Elle entendit le cliquetis caractéristique de la lointaine serrure, et son cœur s’emballa. Le plafonnier s’éclaira. Elle était un peu rassurée par la façon dont elle avait été traitée jusqu’à présent, mais son hôte pouvait changer d’avis d’un moment à l’autre et décider qu’elle lui causerait moins d’ennuis morte que vivante.
Les pas s’approchèrent, et elle détourna la tête en baissant les yeux.
Quand il fut près d’elle, il ramassa le dernier feuillet et le lut rapidement à la lumière de la lampe.
Il ne fit aucun commentaire, mais resta quelques instants sans bouger. Que faisait-il ? La regardait-il ? Avait-il envie de la prendre ? C’était très différent des jeux sexuels plus ou moins pervers qu’elle avait pratiqués autrefois. Même la fameuse cage du Vert-Galant, qu’elle avait essayée une fois, entourée de quatre hommes, était loin du compte. Tout simplement parce que la notion de jeu était complètement absente de la situation où elle se trouvait. Fini Muriel la maîtresse soumise, fini la femme livrée avec son consentement à de faux sévices. Le mot-clé convenu d’avance qui lui permettait d’échapper à une fessée un peu trop musclée ou à une séance de bondage un peu trop sévère était inopérant ici pour échapper à la servitude… ou à la mort.
–  C’est bien, murmura-t-il. Mais vous devez aussi donner des détails personnels pour authentifier vos lettres.
–  Mon écriture ne suffit pas ? dit Muriel.
–  Non. il faut que vous parliez de vos relations personnelles avec les Dolf.
Je ne vous demande pas les détails intimes, juste de petites anecdotes qui montreront à tous que vous écrivez de votre propre volonté.
–  Et qu’est-ce qui m’arrivera si vous me libérez un jour ? Ils seront convaincus que j’ai tout organisé et ils me détruiront pour ça ! Ce n’est pas Philippe qui prendra ma défense ! L’inconnu émit un petit rire.
– Ne vous inquiétez pas pour ce qu’ils pourraient vous faire dans un avenir hypothétique. Inquiétez-vous de ce qui va vous arriver si vous ne m’obéissez pas.
Muriel se demandait ce qu’elle pourrait bien raconter encore. Le peu de choses qu’elle connaissait des magouilles de sa belle-famille, elle les avait déjà écrites. Devait-elle inventer? Non, c’est elle qui en subirait les conséquences, pour peu qu’il comprenne qu’elle avait brodé.

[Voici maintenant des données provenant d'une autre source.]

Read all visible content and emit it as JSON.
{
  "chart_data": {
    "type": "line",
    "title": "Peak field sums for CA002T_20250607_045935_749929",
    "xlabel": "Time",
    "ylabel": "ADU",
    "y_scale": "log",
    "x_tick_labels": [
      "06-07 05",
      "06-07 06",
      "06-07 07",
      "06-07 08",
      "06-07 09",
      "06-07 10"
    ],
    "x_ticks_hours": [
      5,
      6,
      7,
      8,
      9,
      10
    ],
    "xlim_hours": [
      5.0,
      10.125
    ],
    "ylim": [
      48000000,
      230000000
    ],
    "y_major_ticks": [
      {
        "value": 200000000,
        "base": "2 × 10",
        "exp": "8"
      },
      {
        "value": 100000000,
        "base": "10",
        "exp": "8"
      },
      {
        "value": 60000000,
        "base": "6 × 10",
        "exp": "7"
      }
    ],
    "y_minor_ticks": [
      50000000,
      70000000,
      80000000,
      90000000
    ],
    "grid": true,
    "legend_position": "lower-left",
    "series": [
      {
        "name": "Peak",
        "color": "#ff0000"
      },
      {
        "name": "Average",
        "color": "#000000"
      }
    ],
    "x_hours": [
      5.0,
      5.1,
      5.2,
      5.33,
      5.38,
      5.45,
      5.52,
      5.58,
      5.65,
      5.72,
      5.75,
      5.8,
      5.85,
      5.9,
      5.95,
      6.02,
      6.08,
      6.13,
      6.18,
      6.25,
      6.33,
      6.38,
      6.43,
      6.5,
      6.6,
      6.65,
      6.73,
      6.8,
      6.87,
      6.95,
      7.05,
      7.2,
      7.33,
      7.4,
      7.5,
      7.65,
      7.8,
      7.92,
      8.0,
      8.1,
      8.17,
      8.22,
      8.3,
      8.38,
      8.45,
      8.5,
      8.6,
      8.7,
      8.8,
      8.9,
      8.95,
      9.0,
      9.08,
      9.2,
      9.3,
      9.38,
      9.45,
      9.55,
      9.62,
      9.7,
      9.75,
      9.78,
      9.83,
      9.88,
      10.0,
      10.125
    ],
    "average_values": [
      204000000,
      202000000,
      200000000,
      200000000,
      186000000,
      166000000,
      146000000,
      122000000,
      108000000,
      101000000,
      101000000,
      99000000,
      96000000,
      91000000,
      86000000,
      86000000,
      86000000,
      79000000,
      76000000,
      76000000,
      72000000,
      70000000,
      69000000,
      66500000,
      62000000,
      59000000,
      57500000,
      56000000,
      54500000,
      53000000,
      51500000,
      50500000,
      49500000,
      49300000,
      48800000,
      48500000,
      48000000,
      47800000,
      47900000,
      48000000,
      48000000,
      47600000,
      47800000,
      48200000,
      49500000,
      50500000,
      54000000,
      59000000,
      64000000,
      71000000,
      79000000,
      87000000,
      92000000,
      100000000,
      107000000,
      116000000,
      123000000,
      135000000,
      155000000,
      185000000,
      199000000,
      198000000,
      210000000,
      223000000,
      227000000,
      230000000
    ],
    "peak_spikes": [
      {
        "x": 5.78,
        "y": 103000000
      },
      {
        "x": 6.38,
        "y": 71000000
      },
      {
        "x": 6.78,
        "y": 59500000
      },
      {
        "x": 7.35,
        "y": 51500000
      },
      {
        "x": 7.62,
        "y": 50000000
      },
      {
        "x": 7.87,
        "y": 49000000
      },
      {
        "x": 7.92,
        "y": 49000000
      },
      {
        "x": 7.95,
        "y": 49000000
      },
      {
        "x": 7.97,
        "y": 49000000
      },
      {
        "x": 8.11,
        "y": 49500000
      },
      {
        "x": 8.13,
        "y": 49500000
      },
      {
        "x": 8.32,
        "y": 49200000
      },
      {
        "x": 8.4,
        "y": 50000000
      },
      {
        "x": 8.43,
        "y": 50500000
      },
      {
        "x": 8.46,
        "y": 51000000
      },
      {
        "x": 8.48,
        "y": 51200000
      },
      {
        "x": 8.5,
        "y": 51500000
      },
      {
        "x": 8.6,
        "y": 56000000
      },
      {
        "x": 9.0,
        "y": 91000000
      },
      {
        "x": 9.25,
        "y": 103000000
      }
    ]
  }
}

–  Je peux vous demander quelque chose ? dit-elle.
–  Essayez toujours.
–  C’est très intime…
–  Ça ne sortira pas d’ici. Vous avez vos règles, c’est ça ?
–  Non… Pas pour le moment. Ça dépend du temps que vous me gardez.
J’ai surtout besoin d’un ovule.
–  Qu’est-ce que c’est ?
–  Oh putain… Vous vous rendez compte de l’humiliation que vous me faites subir ? Un ovule, c’est un produit pour soigner une mycose vaginale, voilà, vous êtes content ?
–  Ah. Je vais voir ce que je peux faire, dit-il, ça dépendra de votre prochaine production.
–  Allez vous faire foutre.
Elle attendit une réponse, mais rien ne vint. Elle attendit encore, mais seul le silence régnait dans la cave. Soudain, elle se tourna vers là où il avait du se trouver, et ne vit qu’un espace vide. Quelques secondes plus tard, le plafonnier s’éteignit.
Espèce de salaud, songea Muriel. C’est facile de s’attaquer à une femme ! Tu n’es même pas capable de t’attaquer aux Dolf, tu as trop peur d’eux.